Localizado no Umbará, o lago teve a sua criação diretamente relacionada à trajetória e ao cotidiano das famílias que, desde as décadas finais do século 19, ajudaram a construir o bairro. Cotidiano de um trabalho voltado para o pequeno comércio, às olarias e ao cultivo hortifrutigranjeiro, pois foi para movimentar o moinho existente nas terras da família que Ângelo Segala represou o rio Ponta Grossa, quando fez nascer o lago. [...]
A porção de terra onde se localiza o Lago Azul foi adquirida, no nal do século 19, pela família Micheleto. Originários da Itália, os Micheletos foram primeiramente para Santa Felicidade antes de fixarem residência no Umbará. Quem guarda a memória da família e boa parte da história da formação do lago que originou o parque é dona Angelina Filomena Zonta, nascida e criada no Umbará. Sorridente, ela conta as histórias ouvidas desde criança sobre a vinda dos familiares e lembra dos tempos de infância, quando acompanhou o trabalho do pai, responsável pelo represamento do rio Ponta Grossa, que originou o lago.

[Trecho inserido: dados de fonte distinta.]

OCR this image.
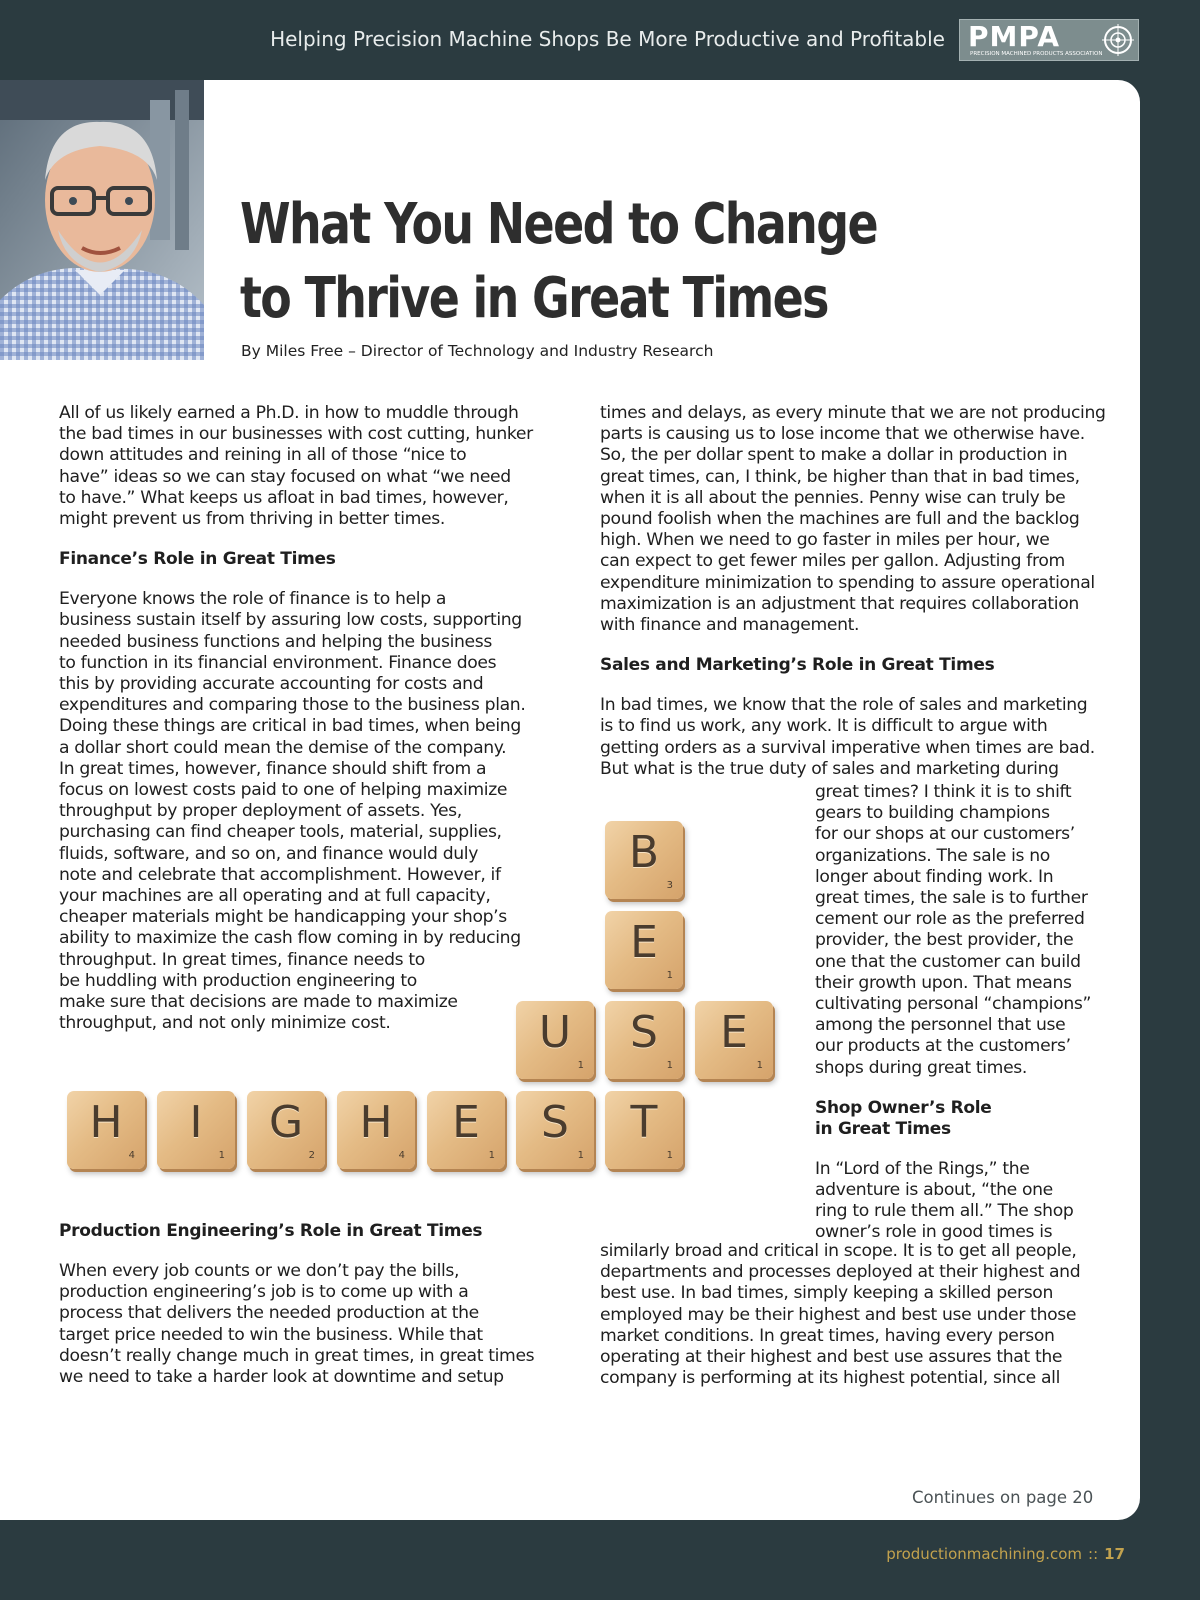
Helping Precision Machine Shops Be More Productive and Profitable PMPA
PRECISION MACHINED PRODUCTS ASSOCIATION
What You Need to Change
to Thrive in Great Times
By Miles Free – Director of Technology and Industry Research

All of us likely earned a Ph.D. in how to muddle through
the bad times in our businesses with cost cutting, hunker
down attitudes and reining in all of those “nice to
have” ideas so we can stay focused on what “we need
to have.” What keeps us afloat in bad times, however,
might prevent us from thriving in better times.

Finance’s Role in Great Times

Everyone knows the role of finance is to help a
business sustain itself by assuring low costs, supporting
needed business functions and helping the business
to function in its financial environment. Finance does
this by providing accurate accounting for costs and
expenditures and comparing those to the business plan.
Doing these things are critical in bad times, when being
a dollar short could mean the demise of the company.
In great times, however, finance should shift from a
focus on lowest costs paid to one of helping maximize
throughput by proper deployment of assets. Yes,
purchasing can find cheaper tools, material, supplies,
fluids, software, and so on, and finance would duly
note and celebrate that accomplishment. However, if
your machines are all operating and at full capacity,
cheaper materials might be handicapping your shop’s
ability to maximize the cash flow coming in by reducing
throughput. In great times, finance needs to
be huddling with production engineering to
make sure that decisions are made to maximize
throughput, and not only minimize cost.

Production Engineering’s Role in Great Times

When every job counts or we don’t pay the bills,
production engineering’s job is to come up with a
process that delivers the needed production at the
target price needed to win the business. While that
doesn’t really change much in great times, in great times
we need to take a harder look at downtime and setup

times and delays, as every minute that we are not producing
parts is causing us to lose income that we otherwise have.
So, the per dollar spent to make a dollar in production in
great times, can, I think, be higher than that in bad times,
when it is all about the pennies. Penny wise can truly be
pound foolish when the machines are full and the backlog
high. When we need to go faster in miles per hour, we
can expect to get fewer miles per gallon. Adjusting from
expenditure minimization to spending to assure operational
maximization is an adjustment that requires collaboration
with finance and management.

Sales and Marketing’s Role in Great Times

In bad times, we know that the role of sales and marketing
is to find us work, any work. It is difficult to argue with
getting orders as a survival imperative when times are bad.
But what is the true duty of sales and marketing during

great times? I think it is to shift
gears to building champions
for our shops at our customers’
organizations. The sale is no
longer about finding work. In
great times, the sale is to further
cement our role as the preferred
provider, the best provider, the
one that the customer can build
their growth upon. That means
cultivating personal “champions”
among the personnel that use
our products at the customers’
shops during great times.

Shop Owner’s Role
in Great Times

In “Lord of the Rings,” the
adventure is about, “the one
ring to rule them all.” The shop
owner’s role in good times is

similarly broad and critical in scope. It is to get all people,
departments and processes deployed at their highest and
best use. In bad times, simply keeping a skilled person
employed may be their highest and best use under those
market conditions. In great times, having every person
operating at their highest and best use assures that the
company is performing at its highest potential, since all

B
3
E
1
U
1
S
1
E
1
H
4
I
1
G
2
H
4
E
1
S
1
T
1
Continues on page 20
productionmachining.com :: 17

Dona Angelina foi a última moradora da família a residir em terras hoje pertencentes ao Parque Lago Azul. Conta ela que a propriedade foi adquirida por seu avô, Antonio Micheleto, no final dos anos 1800. Como aconteceu em várias outras famílias de imigrantes, os Micheletos enfrentaram muitas dificuldades durante os primeiros anos em terras brasileiras. Dificuldades que, no caso deles em particular, ultrapassaram a mera adaptação a uma terra estranha e ao trabalho para desbravar os lotes coloniais onde foram assentados. A família enfrentou a morte do patriarca em alto mar, no percurso entre a Itália e o Brasil.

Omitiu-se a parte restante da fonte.